A mural of Hussle was painted near the alley after his murder. In 2019, the intersection of Crenshaw and West Slauson Avenue was named Ermias "Nipsey Hussle" Asghedom Square in the late rapper's honor.
Los Angeles Police Department Chief Michel Moore wrote a letter to Harris-Dawson in June 2021, agreeing with his motion to temporarily close the alley. Moore didn't immediately respond to a request for comment Friday on the City Council's decision.
“Unfortunately, there has been a spike in crime in this proposed area since the mural of Nipsey Hussle’s image was placed on the wall,” Moore wrote.
Moore said two homicides, multiples armed robberies, narcotic sales, physical altercations, loitering and gang violence, among other crimes, have occurred at or near the alley.

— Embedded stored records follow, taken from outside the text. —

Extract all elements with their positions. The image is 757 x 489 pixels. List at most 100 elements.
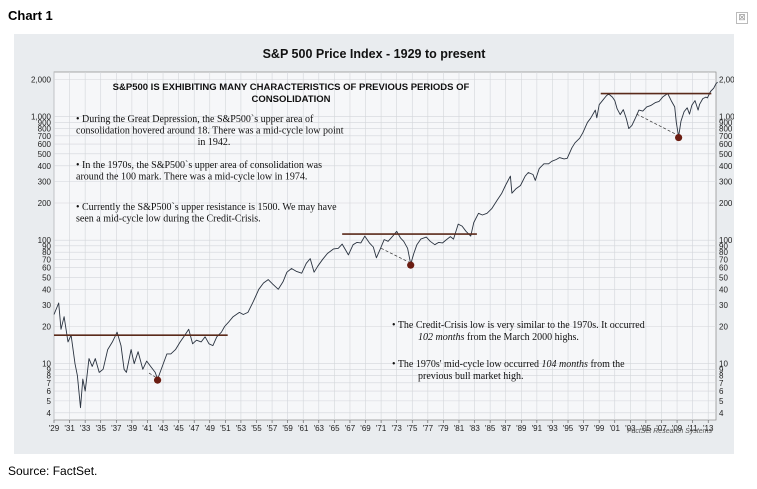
annotation-left-line: • Currently the S&P500`s upper resistanc… xyxy=(76,202,337,213)
y-tick-label-left: 50 xyxy=(42,273,51,282)
low-arrow xyxy=(636,113,677,135)
chart-subtitle-line-2: CONSOLIDATION xyxy=(252,94,331,105)
y-tick-label-right: 60 xyxy=(719,264,728,273)
x-tick-label: '59 xyxy=(282,424,293,433)
y-tick-label-right: 1,000 xyxy=(719,113,734,122)
y-tick-label-left: 100 xyxy=(38,236,52,245)
x-tick-label: '73 xyxy=(391,424,402,433)
x-tick-label: '75 xyxy=(407,424,418,433)
y-axis-right: 2,0001,000900800700600500400300200100908… xyxy=(719,75,740,418)
y-tick-label-right: 70 xyxy=(719,255,728,264)
chart-subtitle-line-1: S&P500 IS EXHIBITING MANY CHARACTERISTIC… xyxy=(113,82,470,93)
annotations-left: • During the Great Depression, the S&P50… xyxy=(76,114,344,225)
y-tick-label-right: 600 xyxy=(719,140,733,149)
y-tick-label-left: 5 xyxy=(47,397,52,406)
annotation-left-line: • In the 1970s, the S&P500`s upper area … xyxy=(76,160,322,171)
y-tick-label-left: 600 xyxy=(38,140,52,149)
x-tick-label: '61 xyxy=(298,424,309,433)
x-tick-label: '67 xyxy=(345,424,356,433)
y-tick-label-right: 200 xyxy=(719,199,733,208)
y-tick-label-left: 800 xyxy=(38,125,52,134)
y-tick-label-right: 7 xyxy=(719,379,724,388)
x-tick-label: '81 xyxy=(454,424,465,433)
y-tick-label-left: 2,000 xyxy=(31,75,52,84)
x-tick-label: '37 xyxy=(111,424,122,433)
x-tick-label: '79 xyxy=(438,424,449,433)
x-tick-label: '91 xyxy=(532,424,543,433)
x-tick-label: '09 xyxy=(672,424,683,433)
x-tick-label: '99 xyxy=(594,424,605,433)
low-marker xyxy=(407,261,415,269)
y-tick-label-right: 2,000 xyxy=(719,75,734,84)
y-tick-label-left: 90 xyxy=(42,242,51,251)
sp500-chart: S&P 500 Price Index - 1929 to present 2,… xyxy=(31,47,740,435)
x-tick-label: '45 xyxy=(173,424,184,433)
x-tick-label: '35 xyxy=(96,424,107,433)
y-tick-label-right: 100 xyxy=(719,236,733,245)
x-tick-label: '85 xyxy=(485,424,496,433)
y-tick-label-right: 40 xyxy=(719,285,728,294)
y-tick-label-left: 4 xyxy=(47,409,52,418)
y-tick-label-right: 8 xyxy=(719,372,724,381)
x-tick-label: '93 xyxy=(547,424,558,433)
x-tick-label: '69 xyxy=(360,424,371,433)
x-tick-label: '41 xyxy=(142,424,153,433)
y-tick-label-right: 700 xyxy=(719,132,733,141)
source-note: Source: FactSet. xyxy=(8,464,98,478)
grid-lines xyxy=(53,72,716,420)
x-tick-label: '65 xyxy=(329,424,340,433)
x-tick-label: '31 xyxy=(64,424,75,433)
x-tick-label: '33 xyxy=(80,424,91,433)
x-tick-label: '49 xyxy=(205,424,216,433)
x-tick-label: '53 xyxy=(236,424,247,433)
y-tick-label-right: 80 xyxy=(719,248,728,257)
x-tick-label: '71 xyxy=(376,424,387,433)
y-tick-label-left: 500 xyxy=(38,150,52,159)
x-tick-label: '63 xyxy=(314,424,325,433)
y-tick-label-right: 400 xyxy=(719,162,733,171)
annotation-left-line: in 1942. xyxy=(198,137,231,148)
x-tick-label: '89 xyxy=(516,424,527,433)
annotation-right-line: • The Credit-Crisis low is very similar … xyxy=(392,320,645,331)
y-tick-label-right: 4 xyxy=(719,409,724,418)
y-tick-label-right: 6 xyxy=(719,387,724,396)
x-axis: '29 '31 '33 '35 '37 '39 '41 '43 '45 '47 '49 '51 '53 '… xyxy=(49,420,714,433)
x-tick-label: '29 xyxy=(49,424,60,433)
annotation-left-line: consolidation hovered around 18. There w… xyxy=(76,126,344,137)
y-tick-label-left: 8 xyxy=(47,372,52,381)
y-tick-label-right: 30 xyxy=(719,301,728,310)
y-tick-label-left: 40 xyxy=(42,285,51,294)
x-tick-label: '11 xyxy=(688,424,698,433)
low-marker xyxy=(153,376,162,384)
chart-label: Chart 1 xyxy=(8,8,53,23)
low-marker xyxy=(675,133,683,142)
y-tick-label-left: 700 xyxy=(38,132,52,141)
y-tick-label-left: 200 xyxy=(38,199,52,208)
y-tick-label-left: 1,000 xyxy=(31,113,52,122)
cycle-lows xyxy=(148,113,683,384)
chart-title: S&P 500 Price Index - 1929 to present xyxy=(263,47,487,61)
y-tick-label-right: 50 xyxy=(719,273,728,282)
y-tick-label-left: 6 xyxy=(47,387,52,396)
x-tick-label: '05 xyxy=(641,424,652,433)
annotation-right-line: previous bull market high. xyxy=(418,371,524,382)
y-tick-label-left: 9 xyxy=(47,365,52,374)
x-tick-label: '51 xyxy=(220,424,231,433)
x-tick-label: '03 xyxy=(625,424,636,433)
y-tick-label-right: 9 xyxy=(719,365,724,374)
y-tick-label-right: 900 xyxy=(719,118,733,127)
y-tick-label-left: 80 xyxy=(42,248,51,257)
y-tick-label-left: 7 xyxy=(47,379,52,388)
annotation-right-line: • The 1970s' mid-cycle low occurred 104 … xyxy=(392,359,625,370)
y-tick-label-left: 400 xyxy=(38,162,52,171)
y-tick-label-right: 500 xyxy=(719,150,733,159)
low-arrow xyxy=(380,247,409,263)
x-tick-label: '87 xyxy=(500,424,511,433)
close-icon[interactable]: ⊠ xyxy=(736,12,748,24)
y-axis-left: 2,0001,000900800700600500400300200100908… xyxy=(31,75,52,417)
x-tick-label: '13 xyxy=(703,424,714,433)
y-tick-label-right: 20 xyxy=(719,323,728,332)
y-tick-label-left: 70 xyxy=(42,255,51,264)
y-tick-label-right: 10 xyxy=(719,360,728,369)
watermark: FactSet Research Systems xyxy=(627,428,712,435)
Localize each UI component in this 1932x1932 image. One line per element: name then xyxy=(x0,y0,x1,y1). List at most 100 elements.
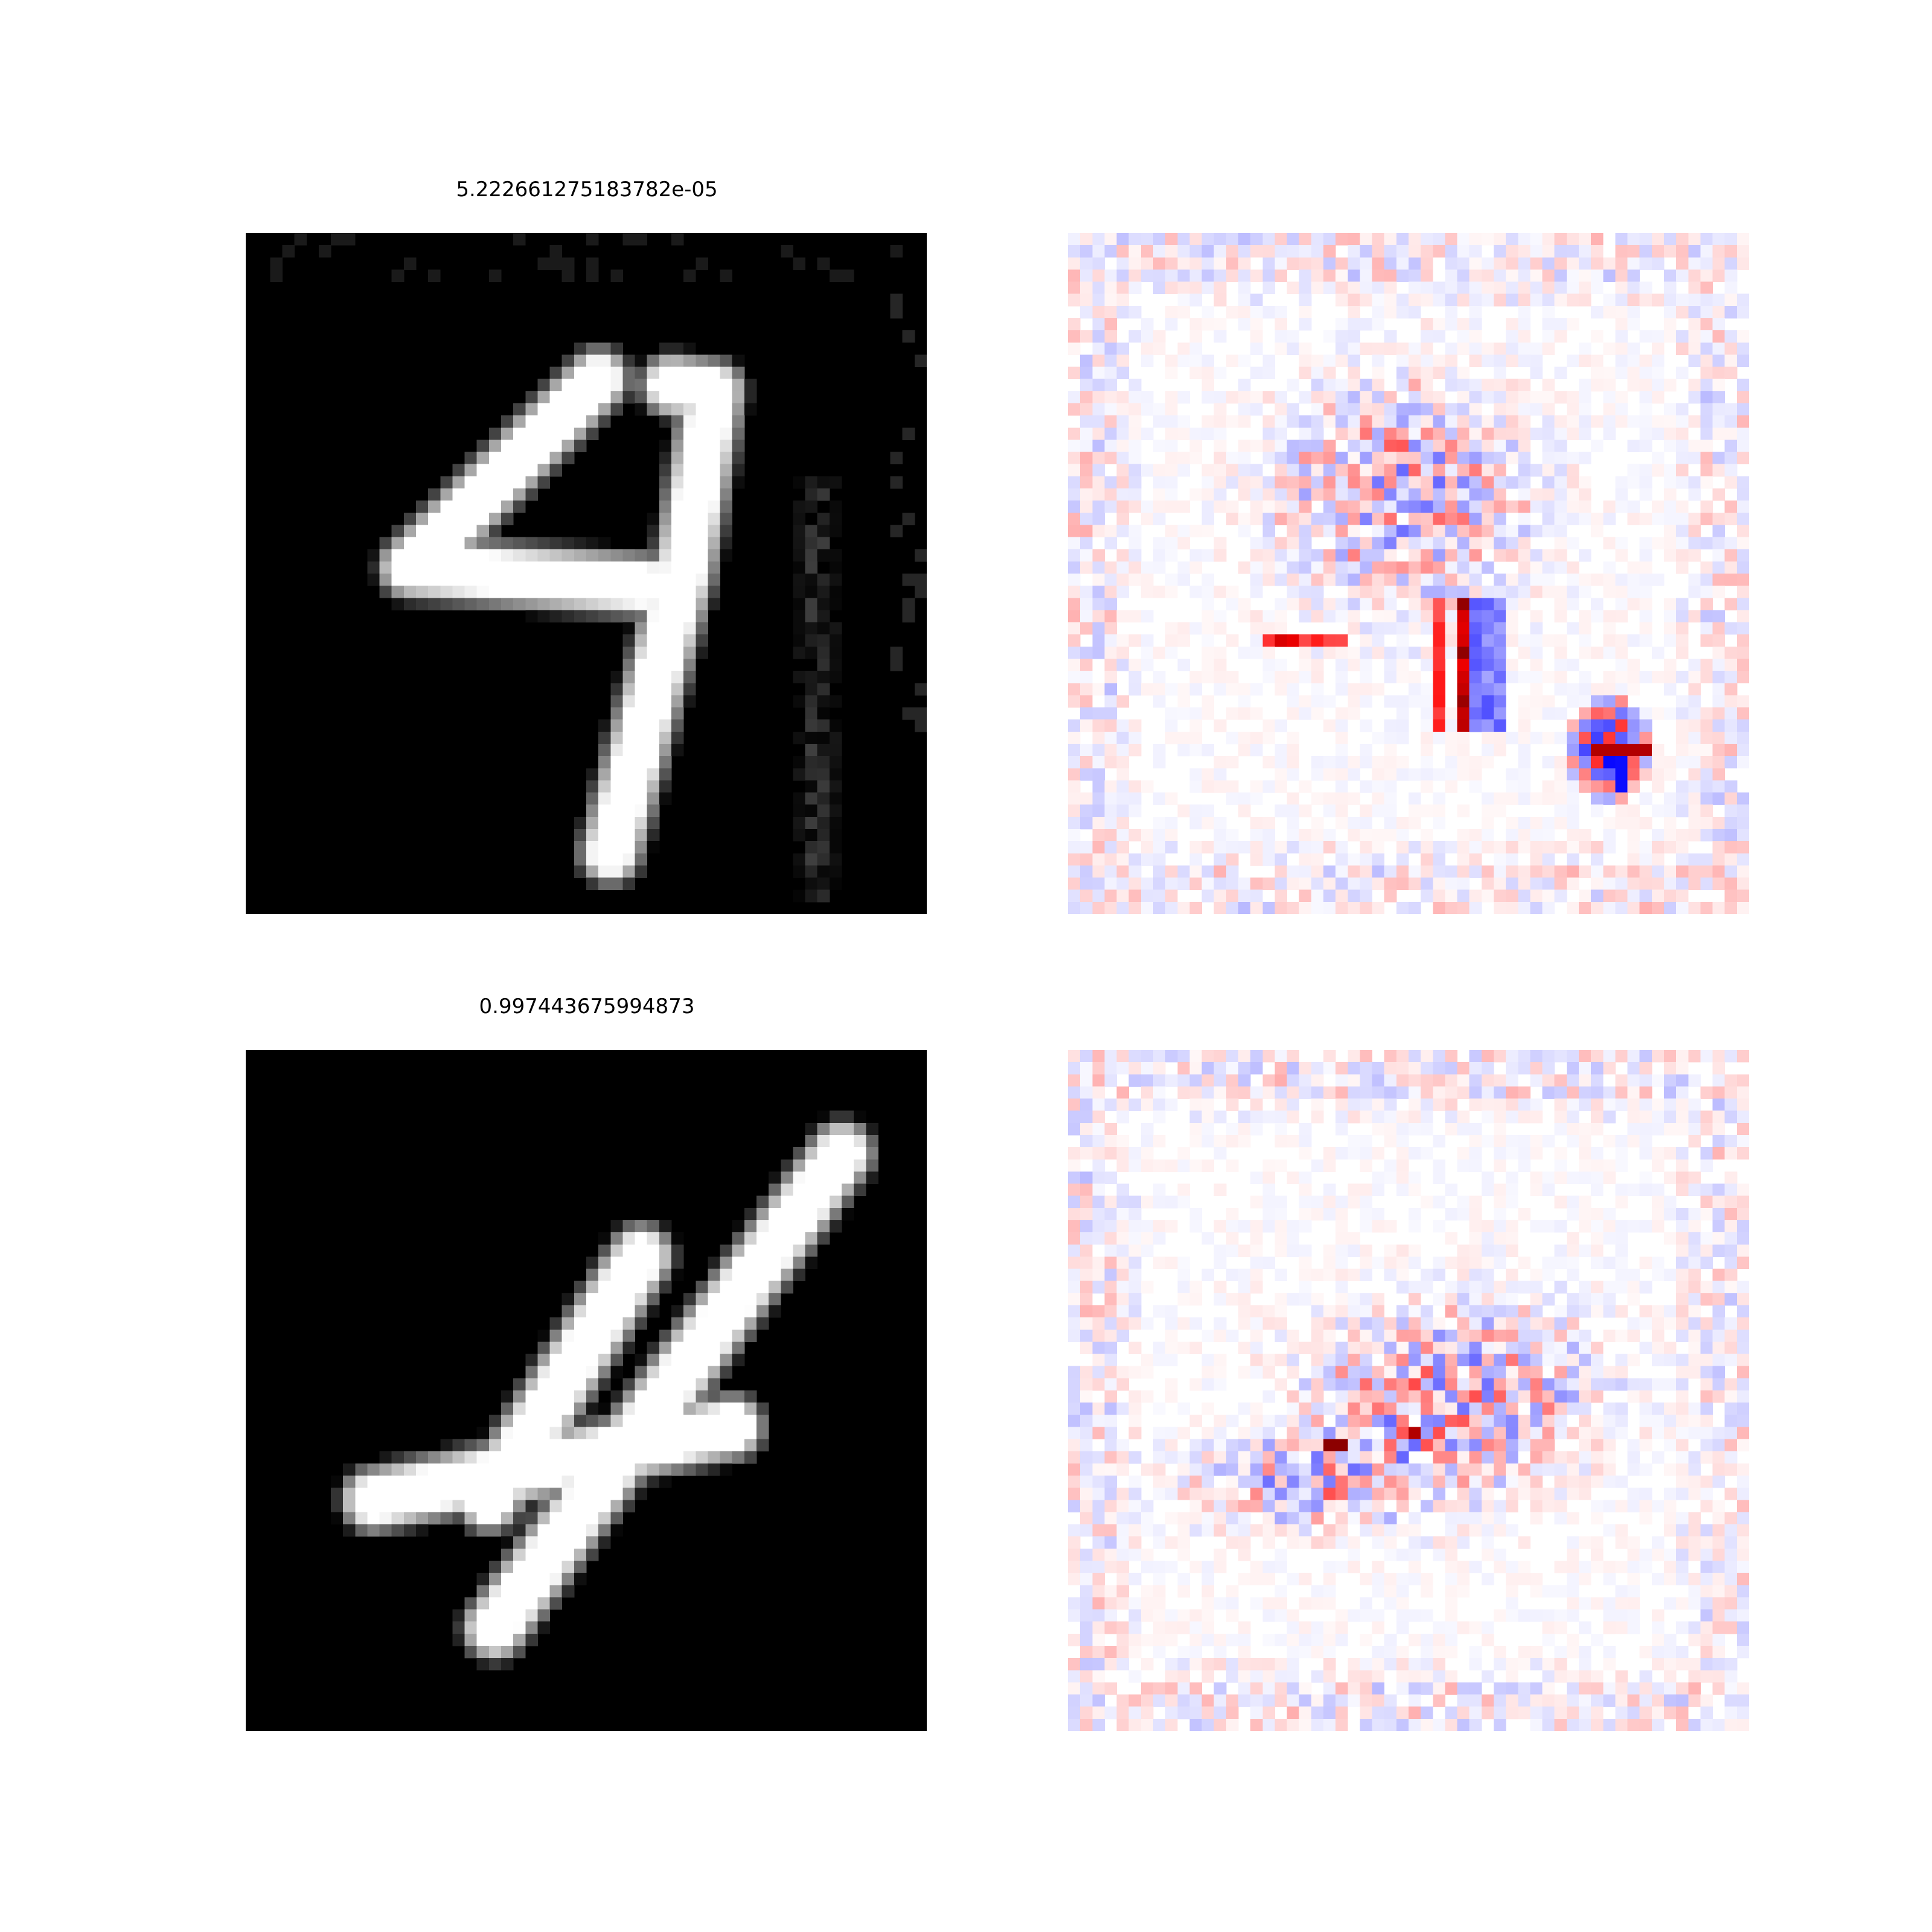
heatmap-cell xyxy=(1469,1098,1482,1112)
image-pixel xyxy=(501,1451,514,1464)
image-pixel xyxy=(574,379,587,392)
heatmap-cell xyxy=(1189,768,1202,781)
image-pixel xyxy=(549,586,563,598)
image-pixel xyxy=(659,695,672,708)
heatmap-cell xyxy=(1627,1354,1640,1367)
image-pixel xyxy=(696,415,708,428)
heatmap-cell xyxy=(1712,245,1726,258)
image-pixel xyxy=(647,610,660,622)
heatmap-cell xyxy=(1189,816,1202,830)
heatmap-cell xyxy=(1591,233,1604,246)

“I believe the alley closure would serve as a deterrent to these criminal activities that have historically plagued this community,” Moore said.
A report by the city engineer's office this month argued that the alley's temporary closure wouldn't "substantially adversely affect traffic flow, safety on adjacent streets or in the surrounding neighborhoods, the operation of emergency vehicles, the performance of municipal or public utility services or the delivery of freight by commercial vehicles."
The office also said that the alley isn't necessary for pedestrian or vehicle access. All of the property owners affected by the alley's potential closure have already agreed to it, according to the report, and the closure would cost $5,000.